To arrive at that number, the calculations are based on distressed mark-to-market prices the IMF observed in mid-March… before the Fed’s “arranged marriage” of Bear Stearns with JP Morgan.
These distressed market prices for toxic asset backed paper may prove too pessimistic (along with the IMFs loss estimates) if credit markets are able to recover. In the wake of the Bear Stearns deal, and since the Fed is now willing to accept a wider range of securities as collateral for direct loans to banks, credit conditions seem to be easing.
Interest rate spreads on Credit Default Swaps for U.S. banks, which are basically insurance policies against another Bear Stearns like debacle, have fallen by as much as 40%. This means there is now less perceived risk in the financial sector. At the same time however, key short term lending rates, such as interbank LIBOR rates, remain uncomfortably high.
How Much of This $1 Trillion is Already “Priced Into” the Market?
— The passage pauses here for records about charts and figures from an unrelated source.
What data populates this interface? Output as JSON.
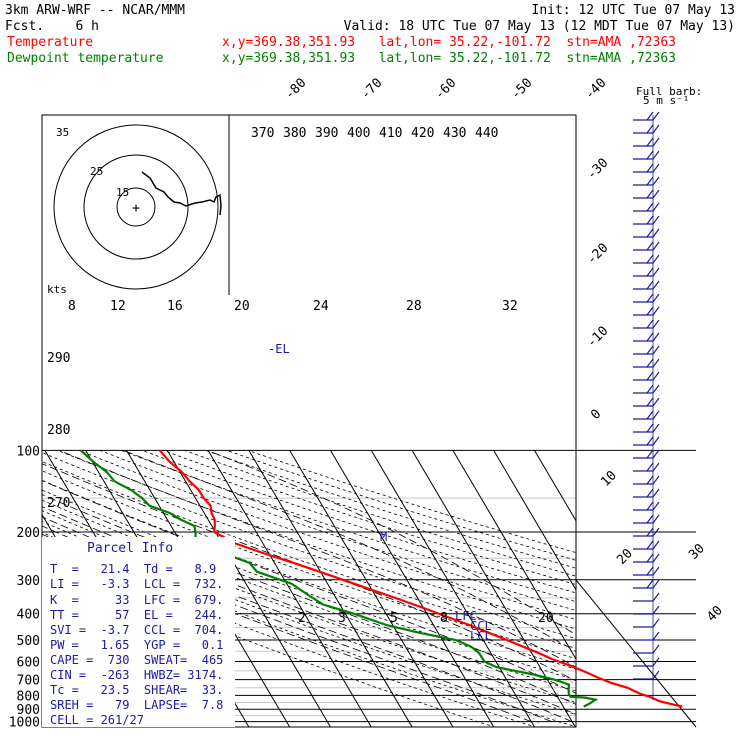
{
  "header": {
    "model": "3km ARW-WRF -- NCAR/MMM",
    "init": "Init: 12 UTC Tue 07 May 13",
    "fcst": "Fcst.    6 h",
    "valid": "Valid: 18 UTC Tue 07 May 13 (12 MDT Tue 07 May 13)",
    "temp_label": "Temperature",
    "temp_loc": "x,y=369.38,351.93   lat,lon= 35.22,-101.72  stn=AMA ,72363",
    "dew_label": "Dewpoint temperature",
    "dew_loc": "x,y=369.38,351.93   lat,lon= 35.22,-101.72  stn=AMA ,72363"
  },
  "barb_legend": {
    "line1": "Full barb:",
    "line2": "5 m s⁻¹"
  },
  "axes": {
    "pressure_ticks": [
      "100",
      "200",
      "300",
      "400",
      "500",
      "600",
      "700",
      "800",
      "900",
      "1000"
    ],
    "temp_ticks_top": [
      "-80",
      "-70",
      "-60",
      "-50",
      "-40"
    ],
    "temp_ticks_right": [
      "-30",
      "-20",
      "-10",
      "0",
      "10",
      "20",
      "30",
      "40"
    ],
    "theta_labels": [
      "370",
      "380",
      "390",
      "400",
      "410",
      "420",
      "430",
      "440"
    ],
    "theta_left": [
      "290",
      "280",
      "270"
    ],
    "mixing_ratio": [
      "8",
      "12",
      "16",
      "20",
      "24",
      "28",
      "32"
    ],
    "mixing_low": [
      "2",
      "3",
      "5",
      "8",
      "20"
    ],
    "hodo_rings": [
      "35",
      "25",
      "15"
    ],
    "kts": "kts"
  },
  "markers": {
    "el": "-EL",
    "m": "M",
    "lfc": "LFC",
    "ccl": "CCL",
    "lcl": "LCL"
  },
  "parcel_info": {
    "title": "Parcel Info",
    "rows": [
      "T  =   21.4  Td =   8.9",
      "LI =   -3.3  LCL =  732.",
      "K  =     33  LFC =  679.",
      "TT =     57  EL =   244.",
      "SVI =  -3.7  CCL =  704.",
      "PW =   1.65  YGP =   0.1",
      "CAPE =  730  SWEAT=  465",
      "CIN =  -263  HWBZ= 3174.",
      "Tc =   23.5  SHEAR=  33.",
      "SREH =   79  LAPSE=  7.8",
      "CELL = 261/27"
    ]
  },
  "colors": {
    "temperature": "#ff0000",
    "dewpoint": "#008000",
    "barbs": "#1a1aa6",
    "annot": "#1a1aa6"
  },
  "chart_data": {
    "type": "line",
    "subtype": "skew-T log-p",
    "station": "AMA 72363",
    "pressure_axis_range_hPa": [
      1050,
      100
    ],
    "series": [
      {
        "name": "Temperature",
        "p": [
          880,
          860,
          840,
          810,
          790,
          770,
          750,
          720,
          690,
          660,
          620,
          590,
          560,
          530,
          500,
          470,
          440,
          410,
          380,
          350,
          320,
          290,
          260,
          240,
          220,
          200,
          190,
          180,
          170,
          160,
          150,
          140,
          130,
          120,
          110,
          100
        ],
        "t": [
          29.2,
          26.7,
          24.3,
          22.6,
          20.8,
          19.6,
          18.5,
          15.2,
          12.8,
          10.8,
          7.5,
          4.3,
          1.8,
          -1.1,
          -4.2,
          -7.6,
          -11.3,
          -15.6,
          -20.2,
          -25.4,
          -31.4,
          -37.9,
          -45.3,
          -51.1,
          -56.9,
          -60.3,
          -59.3,
          -58.4,
          -58.2,
          -57.4,
          -58.0,
          -58.0,
          -59.0,
          -59.6,
          -61.1,
          -61.8
        ]
      },
      {
        "name": "Dewpoint temperature",
        "p": [
          880,
          860,
          830,
          815,
          810,
          790,
          760,
          730,
          700,
          670,
          630,
          600,
          560,
          530,
          500,
          470,
          440,
          400,
          370,
          340,
          310,
          280,
          260,
          240,
          220,
          200,
          190,
          180,
          170,
          160,
          150,
          140,
          130,
          120,
          110,
          100
        ],
        "t": [
          5.0,
          6.7,
          8.9,
          6.5,
          3.2,
          3.2,
          3.8,
          4.6,
          1.7,
          -2.7,
          -10.6,
          -12.8,
          -12.9,
          -13.9,
          -16.7,
          -24.7,
          -31.6,
          -37.9,
          -44.1,
          -46.5,
          -48.8,
          -55.6,
          -56.1,
          -61.1,
          -66.5,
          -64.9,
          -64.3,
          -66.7,
          -68.5,
          -72.4,
          -73.1,
          -74.6,
          -77.4,
          -78.0,
          -79.8,
          -81.2
        ]
      }
    ]
  }
}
The financial system is certainly not out of the woods just yet, that’s for sure. You can expect to see more shocking losses and asset write-offs from big banks over the next several weeks as first quarter reports are posted. It’s important to watch how markets react – financial shares in particular – to these announcements.
Remember, when stocks stop going down further on bad news, that’s the first sign that the worst may have already passed. When stocks actually go UP on more bad news, that’s a strong indication investors are looking beyond the gloomy headlines, and toward a recovery.
We may not be at that point just yet, as today’s market slide will certainly attest. But we may be getting closer. The IMF says: brace yourself for one-trillion dollars in subprime losses… can you top that?